Allison DeHonney is looking to fix this problem in Buffalo, particularly in the city’s East Side neighborhood, through her company Urban Fruits & Veggies. Urban Fruits & Veggies was one of last year’s winners of THE PITCH Business Competition for women and minority entrepreneurs. What started out as a company focused on urban farms has expanded its reach into farmers’ markets, health education classes, and a mobile produce market. She is also planning to build greenhouses on Buffalo’s East Side in the next year.
Learn more about Allison and how her company is bringing nutritious foods and education to those who need it most in today’s Founder Friday!
How did your startup, well, start up?
The idea for the business wasn’t mine. Someone in city government realized the need for access to healthy fruits and vegetables in underserved communities. However, today the business doesn’t look much like the initial plan. Prior to opening the business, I did 4-6 months of research (as I was working full-time) and setting up the infrastructure – then I opened. We started with the urban farm.
What do you do? Your startup?
We are an urban agriculture business. We have an urban farm, mobile produce market, nutrition education, and urban farming programing for students in grades 4-12. We recently launched three healthy products.
When was the ‘aha’ moment for your startup when you realized this could actually work?
After my research, but really when my phone started ringing and people would say, “I heard about your work.
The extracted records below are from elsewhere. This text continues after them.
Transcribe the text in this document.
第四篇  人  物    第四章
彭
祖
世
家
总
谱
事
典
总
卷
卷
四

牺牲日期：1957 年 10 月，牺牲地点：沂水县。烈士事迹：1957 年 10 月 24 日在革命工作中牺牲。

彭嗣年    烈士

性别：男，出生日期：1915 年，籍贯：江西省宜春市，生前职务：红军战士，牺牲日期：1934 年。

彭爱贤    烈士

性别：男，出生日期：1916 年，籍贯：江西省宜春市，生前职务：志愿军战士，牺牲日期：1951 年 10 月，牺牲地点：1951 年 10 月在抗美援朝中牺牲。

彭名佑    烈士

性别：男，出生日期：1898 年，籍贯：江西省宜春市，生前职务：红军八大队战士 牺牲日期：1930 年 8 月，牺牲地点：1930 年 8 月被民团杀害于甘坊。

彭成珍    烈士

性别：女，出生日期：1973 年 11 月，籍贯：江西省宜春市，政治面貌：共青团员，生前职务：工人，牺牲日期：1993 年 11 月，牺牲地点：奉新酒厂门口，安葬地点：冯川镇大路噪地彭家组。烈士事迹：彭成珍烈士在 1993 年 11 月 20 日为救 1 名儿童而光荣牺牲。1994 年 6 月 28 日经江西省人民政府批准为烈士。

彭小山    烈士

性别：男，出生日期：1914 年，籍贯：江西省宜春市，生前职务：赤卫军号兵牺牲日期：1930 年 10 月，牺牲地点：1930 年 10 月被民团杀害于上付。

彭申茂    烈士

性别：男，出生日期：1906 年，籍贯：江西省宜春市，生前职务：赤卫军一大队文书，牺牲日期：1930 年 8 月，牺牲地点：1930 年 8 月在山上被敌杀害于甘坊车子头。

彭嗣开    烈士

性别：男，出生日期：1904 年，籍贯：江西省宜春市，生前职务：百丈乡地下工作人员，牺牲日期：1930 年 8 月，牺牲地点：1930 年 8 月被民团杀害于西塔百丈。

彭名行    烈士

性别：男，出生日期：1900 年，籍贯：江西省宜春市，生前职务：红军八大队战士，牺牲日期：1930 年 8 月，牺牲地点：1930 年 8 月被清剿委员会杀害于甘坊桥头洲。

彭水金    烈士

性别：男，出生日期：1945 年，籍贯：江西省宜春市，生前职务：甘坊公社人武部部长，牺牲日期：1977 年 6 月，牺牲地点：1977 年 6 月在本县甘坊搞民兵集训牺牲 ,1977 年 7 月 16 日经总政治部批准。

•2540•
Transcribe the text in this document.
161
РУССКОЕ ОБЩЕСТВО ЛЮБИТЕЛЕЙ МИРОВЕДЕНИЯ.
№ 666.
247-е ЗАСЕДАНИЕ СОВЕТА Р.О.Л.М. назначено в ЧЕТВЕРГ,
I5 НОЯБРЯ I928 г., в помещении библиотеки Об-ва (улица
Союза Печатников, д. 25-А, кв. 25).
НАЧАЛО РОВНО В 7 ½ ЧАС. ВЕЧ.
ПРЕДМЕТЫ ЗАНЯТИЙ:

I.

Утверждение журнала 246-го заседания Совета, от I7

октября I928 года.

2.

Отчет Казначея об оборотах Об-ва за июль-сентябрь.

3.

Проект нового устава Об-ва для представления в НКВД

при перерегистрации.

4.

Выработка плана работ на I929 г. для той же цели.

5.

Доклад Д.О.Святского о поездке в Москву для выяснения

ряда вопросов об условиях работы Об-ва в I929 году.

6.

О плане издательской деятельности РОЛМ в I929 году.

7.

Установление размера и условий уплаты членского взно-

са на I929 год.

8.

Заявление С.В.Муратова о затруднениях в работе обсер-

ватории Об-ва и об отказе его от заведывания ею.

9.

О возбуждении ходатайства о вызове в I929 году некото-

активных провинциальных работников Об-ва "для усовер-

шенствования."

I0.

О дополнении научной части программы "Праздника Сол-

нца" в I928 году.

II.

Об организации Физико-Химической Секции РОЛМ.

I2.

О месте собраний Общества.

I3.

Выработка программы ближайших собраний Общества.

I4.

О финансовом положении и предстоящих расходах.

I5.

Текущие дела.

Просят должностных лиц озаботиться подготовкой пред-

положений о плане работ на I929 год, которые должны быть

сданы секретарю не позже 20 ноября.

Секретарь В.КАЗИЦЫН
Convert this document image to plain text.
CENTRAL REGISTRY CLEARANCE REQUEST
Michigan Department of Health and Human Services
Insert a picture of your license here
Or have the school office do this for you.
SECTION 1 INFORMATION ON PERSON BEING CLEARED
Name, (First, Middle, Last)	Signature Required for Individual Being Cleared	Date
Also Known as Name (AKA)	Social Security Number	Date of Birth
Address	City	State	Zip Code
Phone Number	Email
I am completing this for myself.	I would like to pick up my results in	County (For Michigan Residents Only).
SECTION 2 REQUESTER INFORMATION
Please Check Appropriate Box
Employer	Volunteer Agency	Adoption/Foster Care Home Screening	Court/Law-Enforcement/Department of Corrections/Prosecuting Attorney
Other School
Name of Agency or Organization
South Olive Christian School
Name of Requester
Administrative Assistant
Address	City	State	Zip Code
Can you come to this event?” Or “how can we partner?”
What has been the biggest accomplishment for your startup to-date?
Being a stakeholder in the “Bailey Green Project,” which is a neighborhood revitalization project taking place on the East Side of Buffalo. My company will build hydroponic greenhouses, a community garden, and a wellness center. We have been fundraising for about a year and a half now.
Goals for the next year? Three years?
My one-year goal is to have the greenhouses constructed and fully functioning with staff that is putting out good, healthy products for our community. The three-year goal is to replicate what we are doing with the Bailey Green Project in other areas of the city and perhaps even in other cities!
This is my home. Erie County is one of the sickest counties in NY State. The lack of knowledge surrounding how food affects one’s health is astounding. We help to change that one farmers’ market at a time, one customer at a time!
How do you do it? What drives you?
I work hard everyday. I have a great team of supportive folks that surround me. This includes family, friends, and staff. I have been so fortunate to get help where I need it; I always ask for help. I try to surround myself with really smart people. I read a lot! Smart people are not intimidated by other smart people – they understand that it is a recipe for success! What drives me is the continuous positive response from all those that we touch, from the insurance companies to my customers that I meet at farmers’ markets and wellness events.
What advice would you give to aspiring entrepreneurs?
The work is hard, the psychological challenges are not to be ignored (a bit of a roller-coaster mentally), but put the work in and success will follow! Enjoy the journey!